Michel Leclerc, chantre de l'ultralibéralisme, est plus cohérent en annonçant très clairement la couleur dans un message publicitaire paru dans le Figaro du 20 mai 2005 :"Plus vite, plus nombreux, plus fort pour mieux vivre et demain avec la RUSSIE dans une Europe de 700 millions d'habitants(...). Il faut casser les prix pour accroître votre pouvoir d'achat : + 5 % sur tous les prix dans de grandes surfaces, c'est la conséquence de la loi française Galland. - 20 à - 30 % sur les voitures "AUTOMOBIL-ECLERC", c'est l'Europe = +1,5 % de pouvoir d'achat pour tous ls français. - 15 % sur les carburants, C'est l'Europe. La paix, c'est l'Europe. La France a un besoin vital de l'Europe, mais l'Europe pourrait se passer de la France. La libre concurrence, oui celle, qui profite aux consommateurs et aux familles. Nos lois françaises corporatistes bloquent trop souvent la dynamique de l'Europe. Il faut casser tous les monopoles économiques et les "lois privilèges" des lobbies. C'est l'Europe oui permet d'accroître votre pouvoir d'achat. C'est plus de consommation et donc plus de production = plus de travail pour TOUS. Ce sont des réalités concrètes. Augmenter les salaires, c'est nécessaire.
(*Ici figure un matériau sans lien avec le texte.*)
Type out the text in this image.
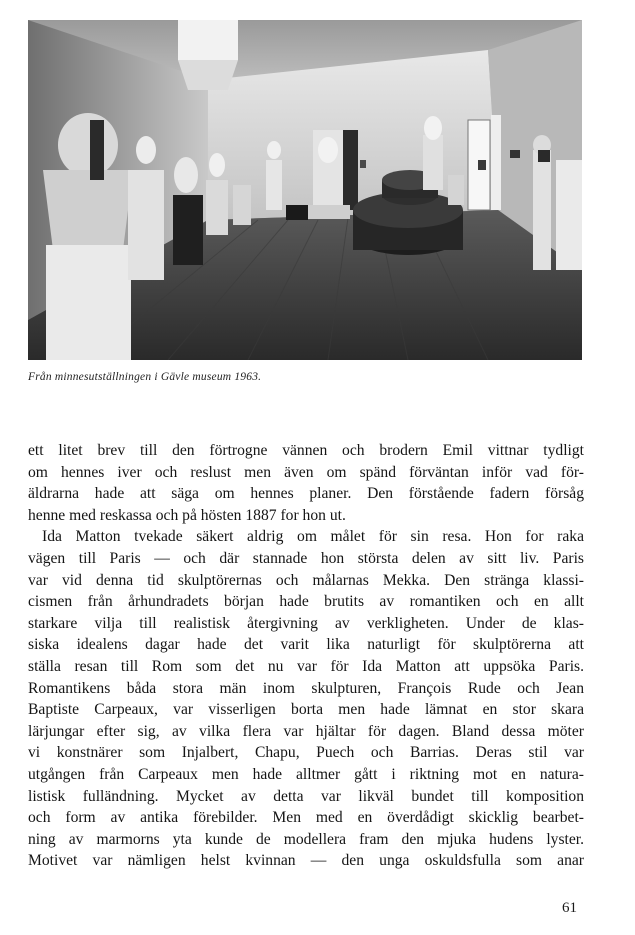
Från minnesutställningen i Gävle museum 1963.
ett litet brev till den förtrogne vännen och brodern Emil vittnar tydligt
om hennes iver och reslust men även om spänd förväntan inför vad för-
äldrarna hade att säga om hennes planer. Den förstående fadern försåg
henne med reskassa och på hösten 1887 for hon ut.
Ida Matton tvekade säkert aldrig om målet för sin resa. Hon for raka
vägen till Paris — och där stannade hon största delen av sitt liv. Paris
var vid denna tid skulptörernas och målarnas Mekka. Den stränga klassi-
cismen från århundradets början hade brutits av romantiken och en allt
starkare vilja till realistisk återgivning av verkligheten. Under de klas-
siska idealens dagar hade det varit lika naturligt för skulptörerna att
ställa resan till Rom som det nu var för Ida Matton att uppsöka Paris.
Romantikens båda stora män inom skulpturen, François Rude och Jean
Baptiste Carpeaux, var visserligen borta men hade lämnat en stor skara
lärjungar efter sig, av vilka flera var hjältar för dagen. Bland dessa möter
vi konstnärer som Injalbert, Chapu, Puech och Barrias. Deras stil var
utgången från Carpeaux men hade alltmer gått i riktning mot en natura-
listisk fulländning. Mycket av detta var likväl bundet till komposition
och form av antika förebilder. Men med en överdådigt skicklig bearbet-
ning av marmorns yta kunde de modellera fram den mjuka hudens lyster.
Motivet var nämligen helst kvinnan — den unga oskuldsfulla som anar
61
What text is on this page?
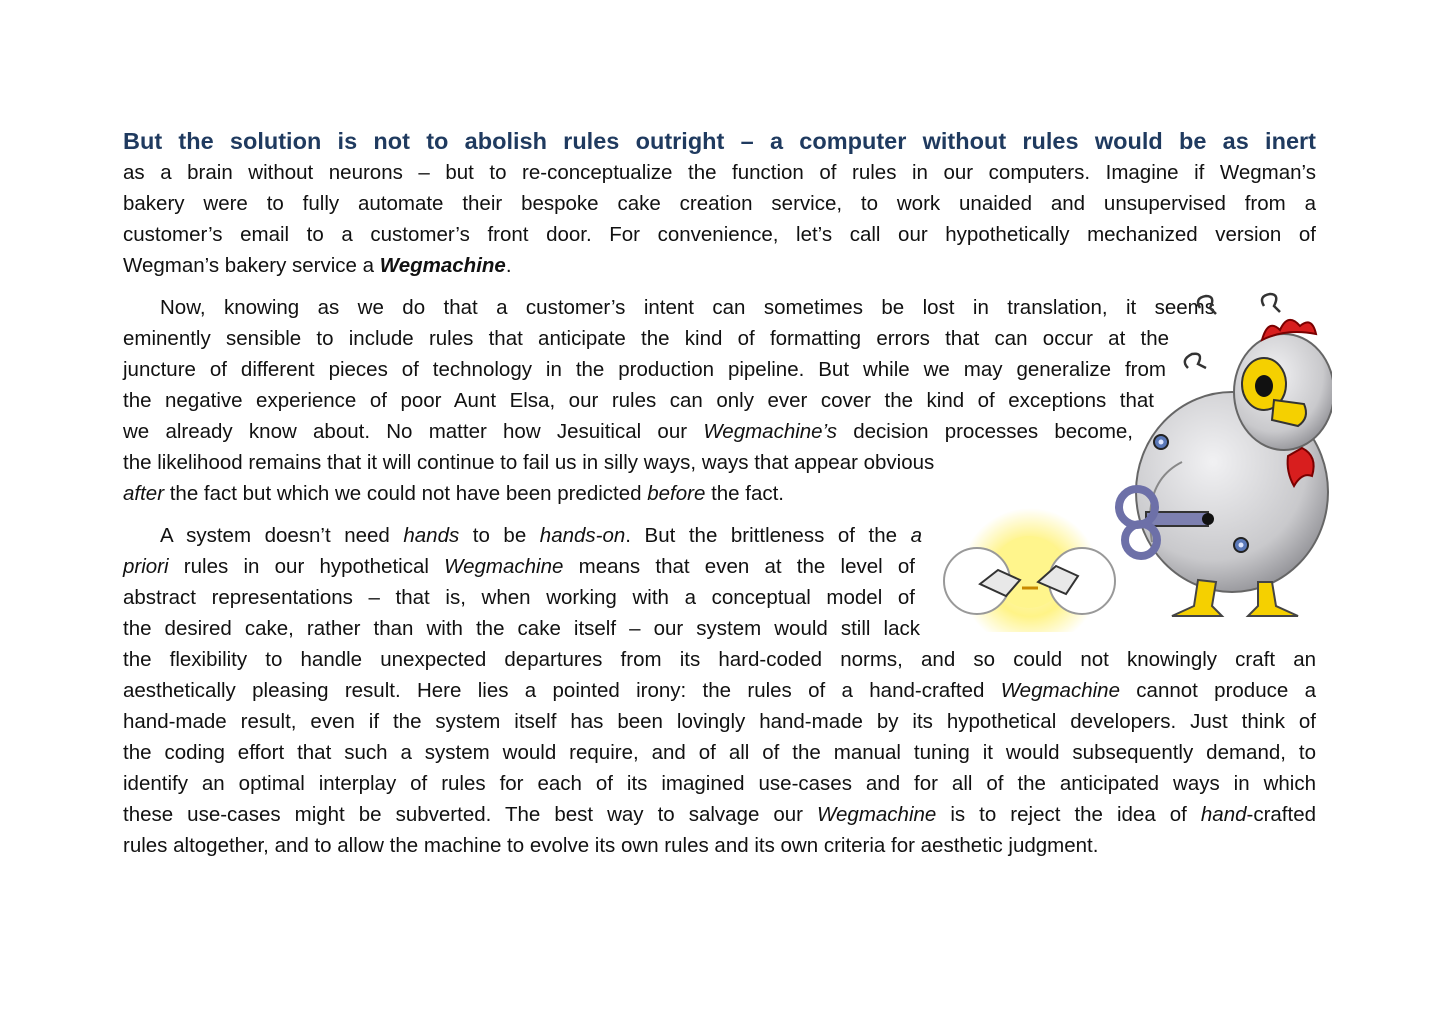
But the solution is not to abolish rules outright – a computer without rules would be as inert
as a brain without neurons – but to re-conceptualize the function of rules in our computers. Imagine if Wegman’s
bakery were to fully automate their bespoke cake creation service, to work unaided and unsupervised from a
customer’s email to a customer’s front door. For convenience, let’s call our hypothetically mechanized version of
Wegman’s bakery service a Wegmachine.
Now, knowing as we do that a customer’s intent can sometimes be lost in translation, it seems
eminently sensible to include rules that anticipate the kind of formatting errors that can occur at the
juncture of different pieces of technology in the production pipeline. But while we may generalize from
the negative experience of poor Aunt Elsa, our rules can only ever cover the kind of exceptions that
we already know about. No matter how Jesuitical our Wegmachine’s decision processes become,
the likelihood remains that it will continue to fail us in silly ways, ways that appear obvious
after the fact but which we could not have been predicted before the fact.
A system doesn’t need hands to be hands-on. But the brittleness of the a
priori rules in our hypothetical Wegmachine means that even at the level of
abstract representations – that is, when working with a conceptual model of
the desired cake, rather than with the cake itself – our system would still lack
the flexibility to handle unexpected departures from its hard-coded norms, and so could not knowingly craft an
aesthetically pleasing result. Here lies a pointed irony: the rules of a hand-crafted Wegmachine cannot produce a
hand-made result, even if the system itself has been lovingly hand-made by its hypothetical developers. Just think of
the coding effort that such a system would require, and of all of the manual tuning it would subsequently demand, to
identify an optimal interplay of rules for each of its imagined use-cases and for all of the anticipated ways in which
these use-cases might be subverted. The best way to salvage our Wegmachine is to reject the idea of hand-crafted
rules altogether, and to allow the machine to evolve its own rules and its own criteria for aesthetic judgment.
Faire baisser les prix de 5 à 30% , c'est plus efficace et plus durable.(...) Dire NON à la constitution, c'est payer demain notre pain 15% plus cher.(...) C'est un message de Michel LECLERC, "AUTOMOBIL-ECLERC", "ROC-ECLERC". C'est OUI à la Constitution Européenne, à petits pas... Un pas de géant pour l'humanité".
Robert Rochefort directeur du Crédoc dans La Croix du 2 mai 2005 expliquait que "pour les mois prochains, une réforme de la loi galland est en préparation pour faire baisser les prix dans les grandes surfaces (...) Mais attention danger ! A vouloir tout au moindre prix, c'est l'emploi qu'on menace. La pression sur les petites entreprises va encore s'accroître, de même que les délocalisations."


Ce qui est gênant et les partisans du oui ne s’en cachent d’ailleurs pas c’est que le «Oui»  renforcera le poids de I' Europe en l' élargissant : plus nombreux seront les adhérents, plus grande sera leur influence. (AISE à Angers) Cela facilitera l’entrée de la Turquie dans cette Union certes pas avant quinze ans, mais comme l’écrivait Jean-Louis Bourlanges dans Le Monde du 15 janvier 2005, « l’adhésion programmée de la Turquie sonne le glas de l’affirmation politique d’une unité de civilisation et de la mise en place d’une capacité d’action commune à caractère fédéral ».  

Il me semble aussi que la question turque est fondamentale et donc les frontières de l’Union européenne. Cette question n’a pas été abordée frontalement. La présence de la signature de la Turquie au bas de l’Acte final (page 165 du traité) n’est pas très rassurante .

Autant de questions  restés sans réponses ou trop confuses.